We try to contribute to open source libraries, to improve the quality of those packages and (our) applications using them. We understand the benefits of using Open Source code and give back to the community. We would like to explain why and to inspire you to do the same!
Of course you need to test your code, regardless if it's open or closed source. Popular libraries tend to have a good set of tests. Code contributions are not accepted unless they adhere to the defined coding style, best practices and the changes are coverered by new tests. These tests and the results are publicly available for everyone to see, so we can take this into account when selecting a library to use.

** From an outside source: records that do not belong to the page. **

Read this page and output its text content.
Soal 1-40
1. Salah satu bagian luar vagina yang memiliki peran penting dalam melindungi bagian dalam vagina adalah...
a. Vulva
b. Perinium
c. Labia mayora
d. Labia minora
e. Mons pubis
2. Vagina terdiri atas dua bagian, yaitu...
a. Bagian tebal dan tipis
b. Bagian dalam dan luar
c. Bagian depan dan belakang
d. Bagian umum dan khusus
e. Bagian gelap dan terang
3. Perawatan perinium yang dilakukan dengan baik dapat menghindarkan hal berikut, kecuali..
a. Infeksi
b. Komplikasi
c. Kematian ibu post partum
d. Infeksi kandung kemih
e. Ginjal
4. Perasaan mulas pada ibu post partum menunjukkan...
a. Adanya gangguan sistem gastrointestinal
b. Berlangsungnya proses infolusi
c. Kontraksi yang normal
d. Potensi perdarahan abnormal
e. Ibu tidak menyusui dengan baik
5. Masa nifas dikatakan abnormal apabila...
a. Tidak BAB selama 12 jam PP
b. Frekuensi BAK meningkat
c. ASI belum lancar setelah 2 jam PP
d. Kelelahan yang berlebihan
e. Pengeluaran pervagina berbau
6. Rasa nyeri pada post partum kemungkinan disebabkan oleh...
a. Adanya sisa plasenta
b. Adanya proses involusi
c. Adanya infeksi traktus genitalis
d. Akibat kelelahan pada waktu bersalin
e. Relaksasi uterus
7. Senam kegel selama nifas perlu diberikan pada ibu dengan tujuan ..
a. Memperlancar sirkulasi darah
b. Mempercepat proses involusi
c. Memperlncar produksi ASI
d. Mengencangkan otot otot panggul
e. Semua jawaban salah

When you create the functionality for a problem, the use case can be very limited. Open sourcing the code will lead to more usage and you will encounter edge-cases more often. Every edge-case can be submitted with a (failing) test and a solution, to prevent the same bug from happening again.
We don't need to reinvent the wheel over and over again. As developers, we like to take on new challenges and build exciting features. We should focus on the customisation and not create the same thing over-and-over again. Of course not every package is exactly how we would have build it ourselves, but most of the times it is better to continue work on existing code and learn why they did it that way. If we're sure we can do better, we can always fork the package or create an alternative package, but we prefer not to.
Not everyone needs to be an expert in the underlying technologies, as long as the package abstracts the difficulties away. Using the documentation, tests and code, we can get a clear understanding of the technology and how to use the package. Coupled with a stable public interface, we don't have to worry about small changes breaking our code when a feature is changed.
When creating a package, we tend to have higher standards. We know other people will be using and reviewing our code. Once it's out there, it doesn't go away, so we make sure it's coherent, adhering to a Code Style (PSR-2), has unit tests and proper documentation. Also, extensibility and seperation of concerns is clear from the beginning, not an afterthought. From the ground up, our code has to be created to be shared with other projects in different use cases.
And even when the code isn't great, it's probably helpful for others. Instead of creating the same thing over and over again, others can improve our code, add tests/documentation or create awesome features that we are unable to find the time for!